Naiknya prosentase pemilih yang menginginkan Jokowi diganti seiring dengan kian meningkatnya popularitas Gerakan #2019GantiPresiden. Dalam survei Median 44.68% responden setuju, dan hanya 39.24% yang tidak setuju dengan gerakan tersebut. Survei LSI Denny JA 28 Juni-5 Juli 50. 40% menyukai gerakan tersebut. Survei Kedai Kopi 3-7 Juli 47.5% tidak setuju. Sementara yang setuju lebih besar, 52.5%.
Kian besarnya dukungan terhadap Gerakan #2019GantiPresiden inilah tampaknya yang membuat kubu Jokowi mulai waspada. Di Batam Neno Warisman inisiator gerakan ini dihadang masa di Bandara Hang Nadim. Sebelumnya mobil Neno terbakar, dan rumah deklarator #2019GantiPresiden Mardani Ali Sera dilempar bom molotov.
Tak cukup hanya itu, MUI juga mulai dilibatkan untuk membendung arus besar gerakan ini. Sekretaris MUI Jabar Rafani Achyar menilai gerakan #2019GantiPresiden provokatif dan mengarah ke tindakan inkonstitusional. Karena itu Achyar meminta agar gerakan tersebut tidak dideklarasikan di Jabar. Sikap MUI Jabar itu didukung oleh Waketum MUI Pusat Zainut Tauhid. Melihat gelagatnya, bukan tidak mungkin pemerintah akan mengambil langkah yang lebih represif. Berbagai cara digunakan agar gerakan ini tidak terus membesar.

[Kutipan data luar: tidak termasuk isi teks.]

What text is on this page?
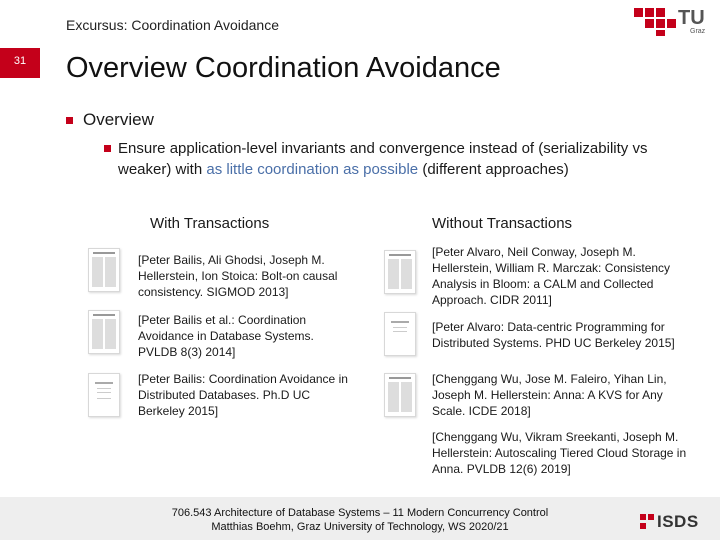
Excursus: Coordination Avoidance
31
TU
Graz
Overview Coordination Avoidance
Overview
Ensure application-level invariants and convergence instead of (serializability vs weaker) with as little coordination as possible (different approaches)
With Transactions	Without Transactions
[Peter Bailis, Ali Ghodsi, Joseph M. Hellerstein, Ion Stoica: Bolt-on causal consistency. SIGMOD 2013]
[Peter Bailis et al.: Coordination Avoidance in Database Systems. PVLDB 8(3) 2014]
[Peter Bailis: Coordination Avoidance in Distributed Databases. Ph.D UC Berkeley 2015]
[Peter Alvaro, Neil Conway, Joseph M. Hellerstein, William R. Marczak: Consistency Analysis in Bloom: a CALM and Collected Approach. CIDR 2011]
[Peter Alvaro: Data-centric Programming for Distributed Systems. PHD UC Berkeley 2015]
[Chenggang Wu, Jose M. Faleiro, Yihan Lin, Joseph M. Hellerstein: Anna: A KVS for Any Scale. ICDE 2018]
[Chenggang Wu, Vikram Sreekanti, Joseph M. Hellerstein: Autoscaling Tiered Cloud Storage in Anna. PVLDB 12(6) 2019]
706.543 Architecture of Database Systems – 11 Modern Concurrency Control
Matthias Boehm, Graz University of Technology, WS 2020/21	ISDS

Prabowo kini punya pekerjaan besar yang harus diselesaikan sebelum tanggal 10 Agustus. Dia harus bisa memilih dengan tepat, figur cawapres yang menjadi representasi umat. Figur yang bisa menjadi personifikasi Gerakan #2019GantiPresiden. Figur tersebut haruslah dekat dengan umat dan bisa diterima semua partai koalisi. Bila salah mengambil langkah, koalisinya bisa berantakan. End
*) Hersubeno Arief, wartawan senior yang kini menjadi konsultan media dan politik - Tulisan ini dikutip sepenuhnya dari laman hersubenoarief.com atas ijin penulisnya.